Из вождей демократии, которые со времени консульства Цезаря как бы официально признавались совместными властителями государства, правящими «триумвирами», первое место, согласно общественному мнению, принадлежало, несомненно, Помпею. Оптиматы прозвали его «частным диктатором»; перед ним Цицерон, хотя и напрасно, пал на колени; против него были направлены наиболее резкие сарказмы на уличных плакатах Бибула, ядовитейшие стрелы в речах ораторов оппозиционных салонов. Все это было в порядке вещей. Судя по имевшимся фактам, Помпей был бесспорно первым полководцем своего времени, а Цезарь — искусным партийным вождем и оратором; он обладал несомненными дарованиями, но отличался совершенно не воинственным, даже женственным характером.
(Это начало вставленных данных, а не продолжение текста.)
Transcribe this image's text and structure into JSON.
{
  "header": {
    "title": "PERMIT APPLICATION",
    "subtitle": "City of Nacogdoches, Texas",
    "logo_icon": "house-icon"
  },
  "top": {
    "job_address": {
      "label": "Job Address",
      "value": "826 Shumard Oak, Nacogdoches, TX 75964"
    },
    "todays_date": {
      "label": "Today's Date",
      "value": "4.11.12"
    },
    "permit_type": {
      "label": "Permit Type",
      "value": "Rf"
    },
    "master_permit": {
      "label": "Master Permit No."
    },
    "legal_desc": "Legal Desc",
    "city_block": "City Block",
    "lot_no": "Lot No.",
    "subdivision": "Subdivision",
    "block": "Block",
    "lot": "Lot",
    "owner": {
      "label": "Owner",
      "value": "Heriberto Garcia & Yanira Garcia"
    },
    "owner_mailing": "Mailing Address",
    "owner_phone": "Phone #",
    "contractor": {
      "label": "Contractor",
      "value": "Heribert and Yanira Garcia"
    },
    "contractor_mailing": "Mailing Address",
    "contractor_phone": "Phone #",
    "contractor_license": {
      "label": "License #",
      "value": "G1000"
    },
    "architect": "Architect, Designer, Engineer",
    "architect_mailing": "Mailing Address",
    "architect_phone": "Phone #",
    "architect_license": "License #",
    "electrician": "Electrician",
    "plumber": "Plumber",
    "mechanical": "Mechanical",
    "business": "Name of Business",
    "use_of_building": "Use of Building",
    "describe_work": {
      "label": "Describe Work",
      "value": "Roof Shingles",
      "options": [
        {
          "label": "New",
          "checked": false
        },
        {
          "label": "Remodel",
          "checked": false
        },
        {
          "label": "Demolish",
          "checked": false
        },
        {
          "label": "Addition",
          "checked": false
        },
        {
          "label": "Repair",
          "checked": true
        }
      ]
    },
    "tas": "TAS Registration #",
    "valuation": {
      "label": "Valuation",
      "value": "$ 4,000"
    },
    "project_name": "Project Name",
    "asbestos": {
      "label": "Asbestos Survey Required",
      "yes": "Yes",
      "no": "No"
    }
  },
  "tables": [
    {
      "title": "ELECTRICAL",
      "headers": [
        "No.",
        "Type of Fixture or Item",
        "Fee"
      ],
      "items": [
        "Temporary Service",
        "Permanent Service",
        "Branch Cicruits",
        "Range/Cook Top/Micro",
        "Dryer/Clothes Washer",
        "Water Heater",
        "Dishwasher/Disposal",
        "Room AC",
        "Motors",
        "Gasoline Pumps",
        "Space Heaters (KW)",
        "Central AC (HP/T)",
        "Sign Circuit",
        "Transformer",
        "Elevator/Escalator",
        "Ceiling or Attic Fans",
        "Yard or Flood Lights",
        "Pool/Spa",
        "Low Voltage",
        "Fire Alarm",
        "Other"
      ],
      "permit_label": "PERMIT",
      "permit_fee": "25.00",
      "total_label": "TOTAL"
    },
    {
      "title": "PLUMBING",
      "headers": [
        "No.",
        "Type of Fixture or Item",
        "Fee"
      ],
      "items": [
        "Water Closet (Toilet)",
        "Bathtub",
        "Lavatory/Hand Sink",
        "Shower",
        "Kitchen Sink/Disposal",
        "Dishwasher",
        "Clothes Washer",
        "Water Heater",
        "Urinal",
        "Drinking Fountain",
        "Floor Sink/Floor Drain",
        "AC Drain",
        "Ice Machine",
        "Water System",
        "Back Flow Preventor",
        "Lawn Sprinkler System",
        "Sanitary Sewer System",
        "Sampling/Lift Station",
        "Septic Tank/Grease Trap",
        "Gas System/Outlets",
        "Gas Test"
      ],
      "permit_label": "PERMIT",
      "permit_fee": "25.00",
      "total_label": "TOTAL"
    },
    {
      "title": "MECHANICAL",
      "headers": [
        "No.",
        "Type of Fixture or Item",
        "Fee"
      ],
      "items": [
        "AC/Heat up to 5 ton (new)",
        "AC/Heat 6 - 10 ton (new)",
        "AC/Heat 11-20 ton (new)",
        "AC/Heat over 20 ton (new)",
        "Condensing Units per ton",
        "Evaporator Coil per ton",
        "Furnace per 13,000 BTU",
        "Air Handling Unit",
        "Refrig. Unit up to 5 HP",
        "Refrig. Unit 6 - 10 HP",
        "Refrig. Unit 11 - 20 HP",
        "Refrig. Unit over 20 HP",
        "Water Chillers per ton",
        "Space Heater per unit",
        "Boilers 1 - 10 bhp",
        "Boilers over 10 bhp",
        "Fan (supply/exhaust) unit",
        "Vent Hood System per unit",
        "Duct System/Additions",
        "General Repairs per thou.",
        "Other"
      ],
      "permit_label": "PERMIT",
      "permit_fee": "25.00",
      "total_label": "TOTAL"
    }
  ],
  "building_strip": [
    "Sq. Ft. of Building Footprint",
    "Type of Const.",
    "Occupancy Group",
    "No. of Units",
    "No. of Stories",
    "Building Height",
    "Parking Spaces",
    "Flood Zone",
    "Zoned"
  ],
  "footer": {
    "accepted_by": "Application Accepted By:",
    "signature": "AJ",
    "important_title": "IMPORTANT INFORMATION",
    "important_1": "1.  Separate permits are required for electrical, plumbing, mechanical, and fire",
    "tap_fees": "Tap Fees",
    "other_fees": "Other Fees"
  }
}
Такие отзывы о них были давно в ходу; нельзя было ожидать от знатной толпы, чтобы она думала о сути дела и отказалась от общепринятых тривиальных суждений из-за малоизвестных подвигов на берегах Тахо. В глазах всех Цезарю принадлежала в союзе лишь роль адъютанта, который исполняет для своего начальника то, что Флавий, Афраний и другие менее способные клевреты тщетно пытались выполнить. Даже его проконсульство, по-видимому, не изменило этого соотношения. Очень похожую роль принял на себя незадолго до того Афраний, но не приобрел вследствие этого особенного значения. В последние годы часто случалось, что многие провинции подчинялись одному наместнику и нередко гораздо более четырех легионов соединялось под одним командованием. Так как по ту сторону Альп снова стало спокойно и Ариовист был признан римлянами в качестве друга и соседа, то не было налицо угрозы сколько-нибудь серьезной войны. Сравнение того положения, которое Помпею создали законы Габиния—Манилия, а Цезарю — закон Ватиния, напрашивалось само собой; но это было не в пользу Цезаря. Помпей повелевал почти над всем римским государством, Цезарь же — над двумя провинциями. В безотчетном почти распоряжении Помпея находились и войска и казна государства; Цезарь же располагал лишь назначенными ему суммами и войском в 24 тыс. человек. Помпею было предоставлено самому определить время его удаления от дел; власть же Цезаря была обеспечена за ним, правда, надолго, но все же на определенный срок. Наконец, Помпею было поручено выполнение важнейших поручений и на море и на суше. Цезарь же был послан на Север для того, чтобы из Верхней Италии наблюдать за столицей и заботиться о том, чтобы Помпей мог над ней спокойно властвовать.